Am „Tag der deutschen Einheit“ hatte beim TuS Erndtebrück heute nur einer was zu feiern: nämlich der Kassenwart! 668 Zuschauer (Saisonrekord) pilgerten zur Pulverwald-Kampfbahn, darunter etwa die Hälfte Mönchengladbach-Fans aus der Umgebung und von noch weiter her, viele in „Kutten“ und mit anderen VfL-Devotionalien geschmückt - und vor allem: allesamt friedlich. Das grün-weiße Völkchen sorgte somit für einen teils stimmungsvollen Nachmittag im Wittgensteiner Land. Aber eben nur teils - der Rest war zum Vergessen!

Viermal hat der Aufsteiger jetzt Heimspiele in Erndtebrück ausgetragen, einmal musste man nach Siegen ausweichen, am Samstag zum zweiten Mal . Dabei gab es unter Wittgensteiner Himmel ein Unentschieden und drei saftige Niederlagen (Torverhältnis: 3:11). Keine Frage: der heimische Pulverwald verkommt in der Regionalliga mehr und mehr zum „Verpulverwald“!

Und diesmal schenkten die Schützlinge von Trainer Florian Schnorrenberg gegen den Bundesliga-Nachwuchs vom Niederrhein die Partie fast schon freiwillig her, nimmt man jedenfalls die Taten des Keepers zum Maßstab.

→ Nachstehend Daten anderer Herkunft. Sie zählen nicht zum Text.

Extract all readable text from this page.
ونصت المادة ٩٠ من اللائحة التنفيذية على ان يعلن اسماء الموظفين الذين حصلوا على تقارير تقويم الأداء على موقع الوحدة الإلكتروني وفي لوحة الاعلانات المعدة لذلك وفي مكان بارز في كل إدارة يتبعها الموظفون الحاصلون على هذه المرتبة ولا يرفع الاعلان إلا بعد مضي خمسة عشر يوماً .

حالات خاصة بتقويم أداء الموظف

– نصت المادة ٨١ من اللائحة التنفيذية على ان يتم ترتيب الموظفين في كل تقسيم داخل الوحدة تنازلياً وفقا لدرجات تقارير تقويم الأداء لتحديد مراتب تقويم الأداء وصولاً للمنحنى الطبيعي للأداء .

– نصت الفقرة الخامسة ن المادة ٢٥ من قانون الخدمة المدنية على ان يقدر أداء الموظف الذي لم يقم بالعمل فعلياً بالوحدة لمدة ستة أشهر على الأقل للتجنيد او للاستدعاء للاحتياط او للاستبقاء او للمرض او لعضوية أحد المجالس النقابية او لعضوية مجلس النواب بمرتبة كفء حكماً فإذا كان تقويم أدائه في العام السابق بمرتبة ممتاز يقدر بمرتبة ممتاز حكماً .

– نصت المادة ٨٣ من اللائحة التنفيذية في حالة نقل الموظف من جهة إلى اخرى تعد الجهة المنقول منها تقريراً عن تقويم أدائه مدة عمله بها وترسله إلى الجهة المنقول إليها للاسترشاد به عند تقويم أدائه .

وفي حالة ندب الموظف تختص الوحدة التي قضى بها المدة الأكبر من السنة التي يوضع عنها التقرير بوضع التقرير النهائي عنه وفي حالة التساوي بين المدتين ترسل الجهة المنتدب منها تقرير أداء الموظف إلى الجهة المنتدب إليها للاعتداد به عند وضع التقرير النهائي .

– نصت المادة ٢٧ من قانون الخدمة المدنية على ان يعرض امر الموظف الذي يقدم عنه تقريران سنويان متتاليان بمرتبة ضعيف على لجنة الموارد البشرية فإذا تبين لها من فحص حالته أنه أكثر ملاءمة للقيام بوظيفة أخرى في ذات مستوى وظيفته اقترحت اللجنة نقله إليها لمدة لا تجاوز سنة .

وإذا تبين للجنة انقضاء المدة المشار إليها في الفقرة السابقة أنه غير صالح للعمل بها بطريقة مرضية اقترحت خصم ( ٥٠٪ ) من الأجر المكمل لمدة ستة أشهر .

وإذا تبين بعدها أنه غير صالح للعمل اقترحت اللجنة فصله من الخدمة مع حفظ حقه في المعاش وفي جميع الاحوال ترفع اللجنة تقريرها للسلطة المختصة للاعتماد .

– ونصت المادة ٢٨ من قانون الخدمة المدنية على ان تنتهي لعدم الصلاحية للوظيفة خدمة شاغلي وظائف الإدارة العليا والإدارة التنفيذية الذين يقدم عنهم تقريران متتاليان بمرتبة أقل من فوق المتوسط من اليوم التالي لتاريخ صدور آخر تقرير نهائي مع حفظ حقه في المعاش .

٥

Samuel Aubele, aus Rostock auf die Höhen des Rothaargebirges gewechselt und am Samstag für seine bravouröse Elfmeter-Tat in Dortmund noch in höchsten Tönen gelobt, wehrte schon nach zwei Minuten eine flache Hereingabe von links so ähnlich wie jenen Elfmeter ab: in die Mitte des Strafraumes wo der freistehende Thomas Kraus nur noch abzustauben brauchte - viel blöder kann ein Spiel gegen eine spielstarke Nachwuchs-Mannschaft aus einem der Bundesliga-Leistungszentren kaum beginnen!
Erndtebrück schüttelte sich kurz und fing dann das Fußballspielen von vorne an, sogar mit Torerfolg in der 22. Minute, als Tim Treudes Geschoss aus 20 Metern durch Freund und Feind dem verdutzten Keeper durch die Hosenträger ins Netz knallte. Aber von Freund und Feind stand zumindest ein Freund nicht nur im Abseits (Jan-Patrick Kadiata), was an sich nicht schlimm war, denn Kadiata griff nicht ein, aber er versperrte nach Meinung des zuständigen Linienrichters Torhüter Tim-Oliver Hiemer die Sicht - und damit war es dann doch schlimm.

Ähnlich trocken zog der Gladbacher Marcel Benger in der 37. Minute ab, von halbrechts am Strafraum nach halblinks ins Erndtebrücker Tor, wo Aubele zwar abtauchte, das Leder aber nicht zu fassen bekam.

Was es bedeutet, gegen „die beste Defensive der Liga“ (Trainer Schnorrenberg) zur Pause 0:2 zurück zu liegen, wusste der Trainer und ahnten die Zuschauer: überhaupt nichts Gutes. Sieben Gegentore haben sich die Schützlinge des vom Borussen-Anhang mit Sprechchören gefeierten Idols Arie van Lent in zehn Liga-Spielen erst abgeholt. Und der TuS Erndtebrück war nun einmal nicht die Mannschaft, die die Fähigkeiten gehabt hätte, diese Bilanz des neuen Tabellenzweiten nachhaltig zu erschüttern.
Zwei Schüsse gab es in der zweiten Hälfte zu notieren, in der die „Blauen“ zwar engagierter und etwas aggressiver zu Werke gingen, die „Grünen“ aber erstklassig geordnet und diszipliniert verteidigten und aufgrund ihrer individuellen Klasse nie nervös oder hektisch agierten.

Im Gegenteil. Abwehrchef Oliver Stang, 29-jähriger Team-Oldie, einer der hinten nach dem Motto spielt: „Ich bin Oliver Stang, und du musst noch viel lernen“, zeigte in der 81. Minute der verdutzten TuS-Hintermannschaft bei einer Eckball-Hereingabe an den kurzen Pfosten, wie man Tore macht und köpfte zum 3:0-Endstand ins lange Eck. Ja, da musste die gesamte Erndtebrücker Hintermannschaft noch einiges dazulernen.
Schiedsrichter: Julian Engelmann - Zuschauer: 668
Tore: 0:1 Thomas Kraus (2.), 0:2 Marcel Benger (36.), 0:3 Nils Rütten (82.)